Esso fait marche arrière. Sous la pression populaire, la compagnie a décidé d’utiliser l’enseigne déjà bien connue Marché Express pour afficher ses dépanneurs au Québec, plutôt que la bannière On The Run comme partout à travers le monde.
Ce recul d’une puissante multinationale annoncerait-il d’autres conversions? Ce «pas en arrière» présagerait-il «deux pas en avant»? Se peut-il qu’en tant que consommateurs, nous ayons le pouvoir d’orienter les politiques publicitaires des grandes entreprises?

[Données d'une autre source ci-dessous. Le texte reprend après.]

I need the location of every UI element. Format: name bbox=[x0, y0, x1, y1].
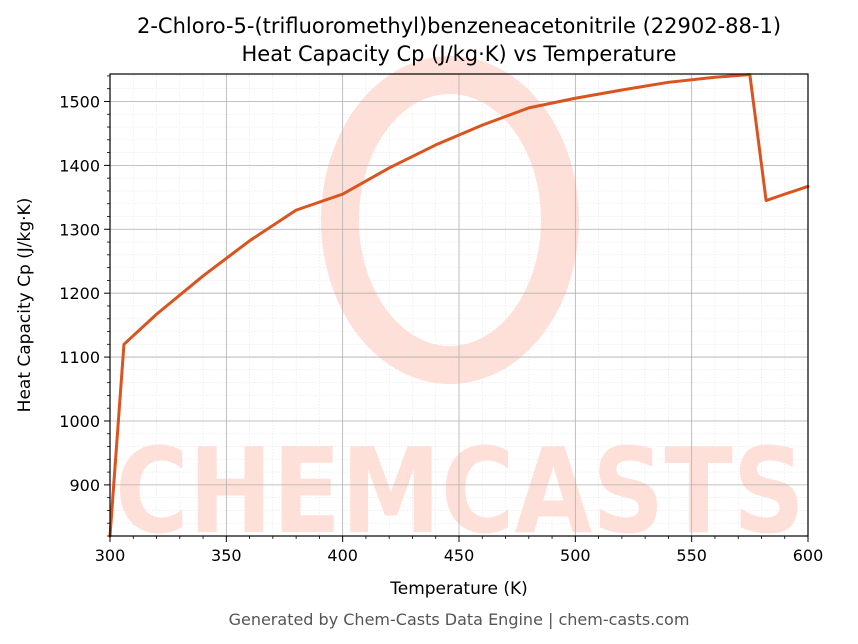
x-tick-label: 550 bbox=[676, 546, 707, 565]
chemcasts-watermark: CHEMCASTS bbox=[115, 56, 805, 560]
x-tick-label: 400 bbox=[327, 546, 358, 565]
y-axis-label: Heat Capacity Cp (J/kg·K) bbox=[15, 198, 35, 413]
x-tick-label: 300 bbox=[95, 546, 126, 565]
series-line-0 bbox=[108, 73, 810, 538]
chart-title-line1: 2-Chloro-5-(trifluoromethyl)benzeneaceto… bbox=[137, 14, 781, 38]
y-tick-label: 1400 bbox=[59, 156, 100, 175]
x-tick-label: 600 bbox=[793, 546, 824, 565]
y-tick-label: 900 bbox=[69, 476, 100, 495]
series-layer bbox=[108, 73, 810, 538]
footer-credit: Generated by Chem-Casts Data Engine | ch… bbox=[229, 610, 690, 629]
x-tick-label: 500 bbox=[560, 546, 591, 565]
y-tick-label: 1300 bbox=[59, 220, 100, 239]
x-tick-label: 350 bbox=[211, 546, 242, 565]
y-axis: 900 1000 1100 1200 1300 1400 1500 bbox=[59, 75, 110, 537]
chart-title-line2: Heat Capacity Cp (J/kg·K) vs Temperature bbox=[242, 42, 677, 66]
watermark-text: CHEMCASTS bbox=[115, 422, 805, 560]
y-tick-label: 1100 bbox=[59, 348, 100, 367]
y-tick-label: 1500 bbox=[59, 92, 100, 111]
watermark-ring bbox=[321, 56, 579, 384]
x-axis-label: Temperature (K) bbox=[389, 579, 528, 599]
x-axis: 300 350 400 450 500 550 600 bbox=[95, 536, 824, 565]
x-tick-label: 450 bbox=[444, 546, 475, 565]
y-tick-label: 1000 bbox=[59, 412, 100, 431]
y-tick-label: 1200 bbox=[59, 284, 100, 303]
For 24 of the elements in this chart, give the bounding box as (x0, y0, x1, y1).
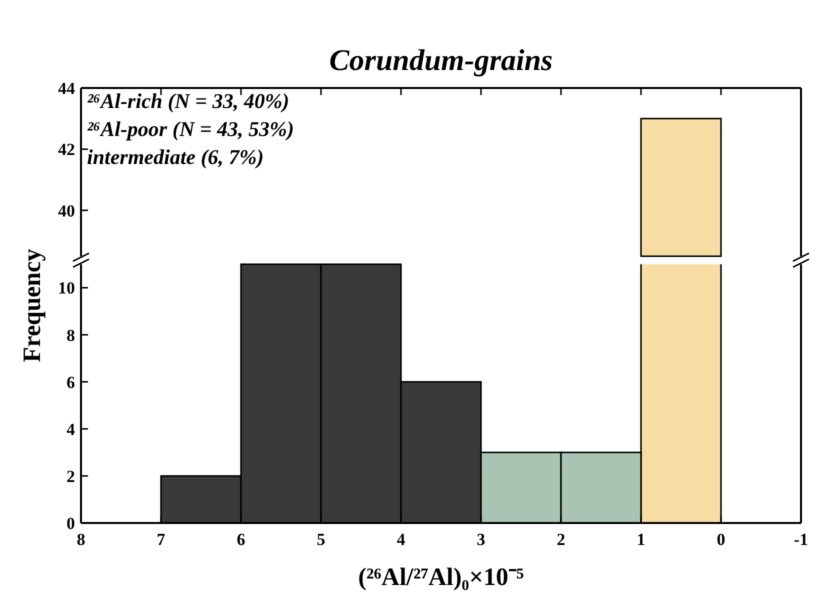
y-tick-label: 10 (58, 278, 75, 298)
annotation: ²⁶Al-rich (N = 33, 40%) (87, 89, 290, 113)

Allons de l’avant! Il existe chez nous un bon nombre de marques de commerce et de raisons sociales qui, bien qu’elles soient toutes légales, gâtent le visage français du Québec.
Travaillons donc à leur francisation, chacune et chacun de nous empruntant le moyen (boycott, rencontre de persuasion...) qui lui convient le mieux, soit personnellement soit collectivement.
N’espérons pas naïvement que Payless Shoe Store ou East Side Mario’s suivent, sans aucune intervention, l’exemple de Bureau en gros (Staples) ou de L’Équipeur (Mark’s Work Wearhouse).
N’allons pas non plus nous satisfaire béatement des amendements cosmétiques concédés au gouvernement par Second Cup et The Home Depot qui s’affichent respectivement Les cafés Second Cup et Home Depot (sic).
Le président de la Société, Yvon Camirand, lance un appel à tous : «Fiers de notre appartenance au Québec, il est tout simplement normal que nous ayons à cœur de contribuer, chacune et chacun à sa façon, à la promotion du visage français de notre pays.»